In the first case, we must conclude that the actions of the Red States resulted in higher infection rates in their states, which in turn resulted in higher Cases/Tests.
In the second case, we must conclude that testing in Red States has been more restricted than in Blue States and that even though the case rates are identical, Blue States would show lower identification rates.
If the President’s request to lower testing was followed more closely by Red States than Blue States, we would expect to see higher case rates in those states than in others.
There is a way to sort out these two possibilities, and that is to look at the Death Rates.
The third graph shows the Death Rate per state. Perhaps surprisingly this graph, which is sorted strictly by the death rate, parallels the Cases/Tests rates of the graph directly above. The same distribution of Red States vs Blue States is seen. The two charts with respect to Red vs Blue are effectively identical.
What could explain this?
The simple answer is that where there are more cases detected there are more deaths recorded. But this is a superficial understanding of the data. We know that deaths are a reasonably reliable data source, recorded locally, state-wise and nationally, while cases and testing are less well documented, but that they are totally correlated to each other.
Above we asked the question “why are Red States seeing a higher level of cases per tests than Blue States?” This graph gives us some insight. If there was a higher level of infection in Red States that in Blue States, we would expect that the death rates in those states would be significantly higher than in Blue States. The more infections present, with a constant state-by-state lethality rate would mean that we would expect higher death rates in states with higher infections.
Here is a simple example. Let’s look at a group of 1,000 people in each of two states.
If in the first state there were 100 people infected, we would expect to see around 6 deaths.
If in the second state there were 200 people infected, we would expect to see around 12 deaths.
Now think about testing in those two states. If you test 200 people in each state, you would see a death rate of 6/200 (3%) in the first state and 12/200 (6%) in the second state. You would need to test 200 people in the first state and 400 people in the second state to get equal rates of death: 6/200 = 3% and 12/400 = 3%.
The facts are that even with higher testing rates in Blue States, and with higher case rates in Red States, the correlation between death rates and political affiliation of the states is unaffected.
What does this mean?
We see that when states have higher numbers of identified cases as a function of tests, they also have a higher rate of deaths per test, and that this relationship correlates virtually 100% with those same states’ distribution between Red and Blue.
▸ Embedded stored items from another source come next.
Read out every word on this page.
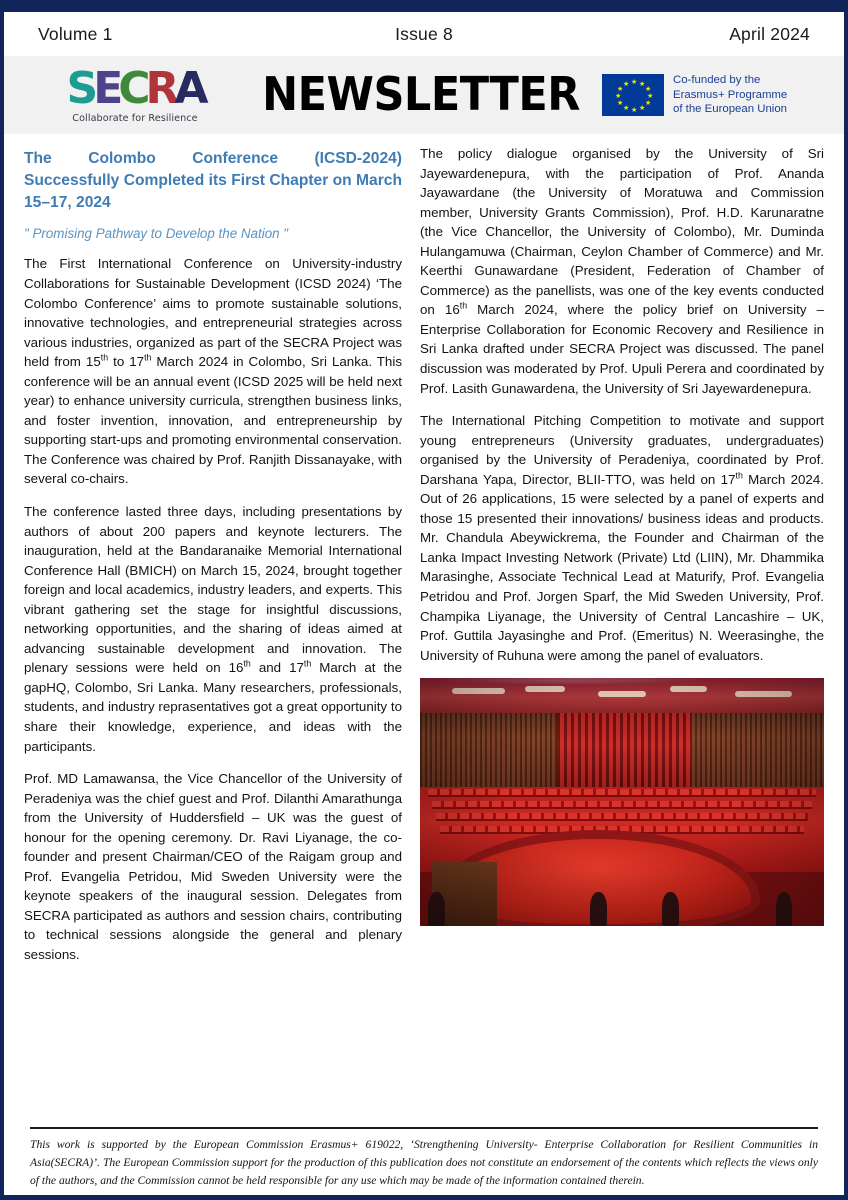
Volume 1	Issue 8	April 2024
S E C R A
Collaborate for Resilience	NEWSLETTER	★ ★
★
★
★
★
★
★
★
★
★
★	Co-funded by the
Erasmus+ Programme
of the European Union
The Colombo Conference (ICSD-2024) Successfully Completed its First Chapter on March 15–17, 2024
" Promising Pathway to Develop the Nation "

The First International Conference on University-industry Collaborations for Sustainable Development (ICSD 2024) ‘The Colombo Conference’ aims to promote sustainable solutions, innovative technologies, and entrepreneurial strategies across various industries, organized as part of the SECRA Project was held from 15th to 17th March 2024 in Colombo, Sri Lanka. This conference will be an annual event (ICSD 2025 will be held next year) to enhance university curricula, strengthen business links, and foster invention, innovation, and entrepreneurship by supporting start-ups and promoting environmental conservation. The Conference was chaired by Prof. Ranjith Dissanayake, with several co-chairs.

The conference lasted three days, including presentations by authors of about 200 papers and keynote lecturers. The inauguration, held at the Bandaranaike Memorial International Conference Hall (BMICH) on March 15, 2024, brought together foreign and local academics, industry leaders, and experts. This vibrant gathering set the stage for insightful discussions, networking opportunities, and the sharing of ideas aimed at advancing sustainable development and innovation. The plenary sessions were held on 16th and 17th March at the gapHQ, Colombo, Sri Lanka. Many researchers, professionals, students, and industry reprasentatives got a great opportunity to share their knowledge, experience, and ideas with the participants.

Prof. MD Lamawansa, the Vice Chancellor of the University of Peradeniya was the chief guest and Prof. Dilanthi Amarathunga from the University of Huddersfield – UK was the guest of honour for the opening ceremony. Dr. Ravi Liyanage, the co-founder and present Chairman/CEO of the Raigam group and Prof. Evangelia Petridou, Mid Sweden University were the keynote speakers of the inaugural session. Delegates from SECRA participated as authors and session chairs, contributing to technical sessions alongside the general and plenary sessions.

The policy dialogue organised by the University of Sri Jayewardenepura, with the participation of Prof. Ananda Jayawardane (the University of Moratuwa and Commission member, University Grants Commission), Prof. H.D. Karunaratne (the Vice Chancellor, the University of Colombo), Mr. Duminda Hulangamuwa (Chairman, Ceylon Chamber of Commerce) and Mr. Keerthi Gunawardane (President, Federation of Chamber of Commerce) as the panellists, was one of the key events conducted on 16th March 2024, where the policy brief on University – Enterprise Collaboration for Economic Recovery and Resilience in Sri Lanka drafted under SECRA Project was discussed. The panel discussion was moderated by Prof. Upuli Perera and coordinated by Prof. Lasith Gunawardena, the University of Sri Jayewardenepura.

The International Pitching Competition to motivate and support young entrepreneurs (University graduates, undergraduates) organised by the University of Peradeniya, coordinated by Prof. Darshana Yapa, Director, BLII-TTO, was held on 17th March 2024. Out of 26 applications, 15 were selected by a panel of experts and those 15 presented their innovations/ business ideas and products. Mr. Chandula Abeywickrema, the Founder and Chairman of the Lanka Impact Investing Network (Private) Ltd (LIIN), Mr. Dhammika Marasinghe, Associate Technical Lead at Maturify, Prof. Evangelia Petridou and Prof. Jorgen Sparf, the Mid Sweden University, Prof. Champika Liyanage, the University of Central Lancashire – UK, Prof. Guttila Jayasinghe and Prof. (Emeritus) N. Weerasinghe, the University of Ruhuna were among the panel of evaluators.

This work is supported by the European Commission Erasmus+ 619022, ‘Strengthening University- Enterprise Collaboration for Resilient Communities in Asia(SECRA)’. The European Commission support for the production of this publication does not constitute an endorsement of the contents which reflects the views only of the authors, and the Commission cannot be held responsible for any use which may be made of the information contained therein.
The fact that death rates, which can be well assumed to be constant nationally, correlates with the increased fraction of cases identified as a percent of test performed, can only be explained by the fact that Red States are doing less testing while having higher infection rates.
I am left with the conclusion from this data that those states that forced reopening prematurely, that resisted mask mandates and that encouraged large social gatherings have increased their infection rates and their deaths. The concomitant decrease in testing in these states has clouded the public awareness by SUGGESTING that case rates are decreasing in these states. Those case rates have NOT decreased; only the identification of cases as controlled by testing frequencies has created a misleading statistic.